Women lead the way for the Warren YWCA
Our Heritage Trumbull County history
On Saturday, the Trumbull County Historical Society is offering a walking tour of Park Avenue in downtown Warren.
This tour, one of the most popular when we first offered it a few years ago, spans the streets from the Packard Apartments up to the Hughes Mansion, looking at some of the most fascinating blocks in downtown Warren. Although Mahoning Avenue gets a lot of credit as “Millionaire’s Row,” Park Avenue could certainly be dubbed the second Millionaire’s Row. Many children of the industrial and local manufacturing giants left Mahoning Avenue and made their own lasting legacy on Park.
In preparing for this tour, one of the buildings that we did a deep dive into was the YWCA, near the corner of Park Avenue and Monroe Street. The YWCA moved out of this building a few years ago, and while the building has changed a bit since it was first built, it is a staple in the Warren community.
This lot used to be the home of Charles Harrington. Charles was born in 1824 on a farm in Greene Township. He graduated from Oberlin College, became a lawyer, and built a career that led him to serve as president of Second National Bank in Warren — one of the largest and most prestigious companies of the day. That made him one of the largest and most prestigious men in Warren. He married a woman named Elvira, who was his first cousin, which was rather common at the time, and they had two children.
In the 1910s, Charles and Elvira decided to move to Washington Avenue, just a few blocks away, and purchased a home there that does still stand today. When they moved out of their Park Avenue house, the building sat vacant. At the same time, a local group had formed a committee to find a new home for Warren’s YWCA, and they selected this site on which to build the facility.
The YWCA was founded in Warren in 1915. In order to establish a YWCA charter at the time, 400 local women had to sign up. At their first banquet, 825 women had registered as charter members. They first met in very small rooms over the old Western Reserve Bank building.
By 1916, the city directory lists their location as 128 N. Park Ave., which would have been the Dana Musical Institute’s Junius College. It was located directly behind the Stone Block past High Street on Park Avenue. In 1919, they moved to Dana’s Martha Potter Hall, also within that same block of Park Avenue.
The original officers of the YWCA are listed as: Mrs. A.L. Phelps, president; Mrs. B.W. Edwards, first vice president; Mrs. Henry Stiles, second vice president; Mrs. Helen Hunt, corresponding secretary; Mrs. A. Clark, recording secretary; and Mrs. Dr. H.D. Warren, treasurer. Their list of trustees from 1915 also included Mrs. Lynn B. Dana of the Dana School of Music and Mrs. James Ward Packard.

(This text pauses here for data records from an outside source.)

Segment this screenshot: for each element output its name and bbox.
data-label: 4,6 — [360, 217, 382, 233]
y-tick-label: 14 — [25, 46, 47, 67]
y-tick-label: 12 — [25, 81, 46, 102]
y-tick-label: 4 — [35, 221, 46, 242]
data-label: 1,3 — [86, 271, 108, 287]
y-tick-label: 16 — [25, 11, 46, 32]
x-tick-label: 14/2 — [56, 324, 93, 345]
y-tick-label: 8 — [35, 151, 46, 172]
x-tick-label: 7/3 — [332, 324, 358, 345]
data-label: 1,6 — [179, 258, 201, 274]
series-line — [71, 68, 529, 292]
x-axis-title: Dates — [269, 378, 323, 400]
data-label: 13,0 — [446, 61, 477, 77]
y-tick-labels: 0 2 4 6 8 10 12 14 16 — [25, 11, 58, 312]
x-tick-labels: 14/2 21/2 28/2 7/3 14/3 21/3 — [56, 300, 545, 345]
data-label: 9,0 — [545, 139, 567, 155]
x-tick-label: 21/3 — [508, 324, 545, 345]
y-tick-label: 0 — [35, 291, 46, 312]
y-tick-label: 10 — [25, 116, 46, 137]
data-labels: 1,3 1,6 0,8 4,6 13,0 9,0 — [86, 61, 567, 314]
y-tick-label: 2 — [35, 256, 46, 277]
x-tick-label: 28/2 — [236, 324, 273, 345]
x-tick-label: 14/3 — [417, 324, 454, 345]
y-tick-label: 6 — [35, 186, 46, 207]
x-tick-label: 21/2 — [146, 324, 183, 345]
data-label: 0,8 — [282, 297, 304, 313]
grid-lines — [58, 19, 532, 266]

In 1926, the YWCA saw a need for expansion. Under the leadership of Building Campaign Chair Benjamin Edwards (who also lived on Park Avenue in the Tudor revival mansion that once housed AAA), the YWCA solicited local donations to purchase the Harrington property and build a new facility. They broke ground in 1928, and the building was completed one year later in 1929. It housed travelers, served hot meals to downtown workers, offered education to newly arrived immigrants, and provided opportunities for social, spiritual and personal enrichment to young women.
The YWCA in Warren was founded before the YMCA, which is perhaps indicative of the strong social networks that existed in Warren for women at the time. The Warren Political Equality Club was one of the strongest in the region and would have been operating at its peak within this same time frame.
Even today, we see what has survived of these groups by looking at the Federation of Women’s Clubs, many of which were founded in the 1910s and 1920s. While many of these groups are seeing decreased membership, they show us how significant a role they played in women’s lives during a time when social, political, and perhaps even economic vitality, was on many women’s minds.